The industry is drilling tens of thousands of wells a year in the US so the task has multiplied in complexity. “You cannot run those fields the same way you would have run them in the past, which was very focused on manpower. We see an enormous amount of automation coming and reducing both capital and operating costs is going to be impactful. We are still finding ways to increase productivity.”
The environmental impact of unconventional oil and gas production have been tracked for a decade. “Over time, the performance of the industry and state regulators has significantly improved. Induced seismicity was a huge issue a few years ago,” says Robert Kleinberg, senior research scholar at the center on global energy policy at Columbia University.
He notes that US-based National Academy of Sciences research detailed how engineering controls and monitoring can significantly reduce seismicity. “That was implemented by the industry and state regulators working together and now that problem is largely in the rear-view mirror,” says Kleinberg.
While the shale boom has transformed the US into the world’s largest producer, the practice is notable by its absence elsewhere in the world, despite some similarly attractive geological formations. “In the US we have 9,000 producers, all of which operate on relatively small margins, have small leases and generally—except Occidental and ConocoPhillips—have small resource bases,” says Kleinberg.
“In the rest of the world, the industry is dominated by IOCs and [national oil companies] with large inventories of fossil fuel resources.

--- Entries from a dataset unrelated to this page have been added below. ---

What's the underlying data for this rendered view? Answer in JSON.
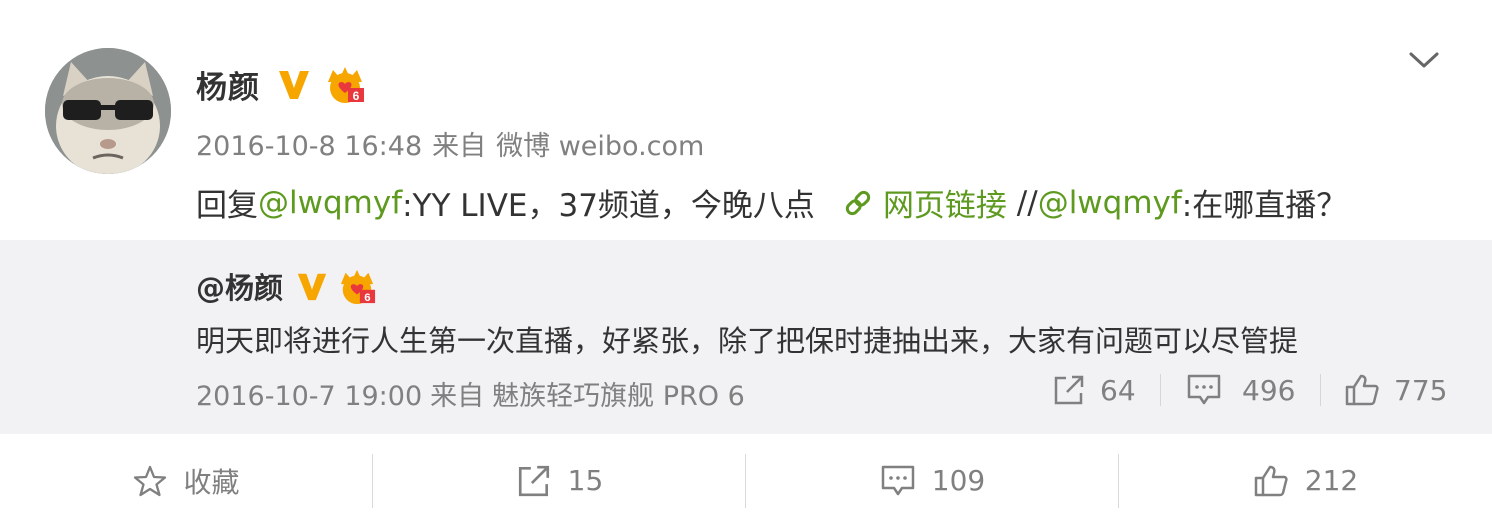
{
  "post": {
    "author": "杨颜",
    "timestamp": "2016-10-8 16:48",
    "from_label": "来自",
    "source": "微博 weibo.com",
    "text_prefix": "回复",
    "mention1": "@lwqmyf",
    "text_middle": ":YY LIVE，37频道，今晚八点",
    "weblink_label": "网页链接",
    "text_slashes": " //",
    "mention2": "@lwqmyf",
    "text_end": ":在哪直播？"
  },
  "repost": {
    "author": "@杨颜",
    "text": "明天即将进行人生第一次直播，好紧张，除了把保时捷抽出来，大家有问题可以尽管提",
    "timestamp": "2016-10-7 19:00",
    "from_label": "来自",
    "source": "魅族轻巧旗舰 PRO 6",
    "forward_count": "64",
    "comment_count": "496",
    "like_count": "775"
  },
  "actions": {
    "favorite_label": "收藏",
    "forward_count": "15",
    "comment_count": "109",
    "like_count": "212"
  },
  "icons": {
    "verified": "verified-v-icon",
    "member": "crown-member-icon",
    "link": "link-icon",
    "more": "chevron-down-icon",
    "favorite": "star-icon",
    "forward": "share-icon",
    "comment": "comment-icon",
    "like": "thumbs-up-icon"
  },
  "colors": {
    "accent_link": "#5d9a1f",
    "verified": "#f7a600",
    "repost_bg": "#f2f2f5",
    "meta_text": "#808080"
  }
}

They will always exploit the cheapest resources first and, ex-US, tight oil and shale gas are not the cheapest resources in their inventories.”
Shale technology still has a long way to develop and it is going to require a lot more integration, engineering and data science, according to Leveille “That is going to set the playing field for companies which have the size and scale to bring all types of expertise to bear. This year, we are seeing a big differentiation between the companies with both good acreage and capabilities and other companies that do not have all these elements. I am not surprised rig counts are going down—from our perspective that reflects the future of the industry.”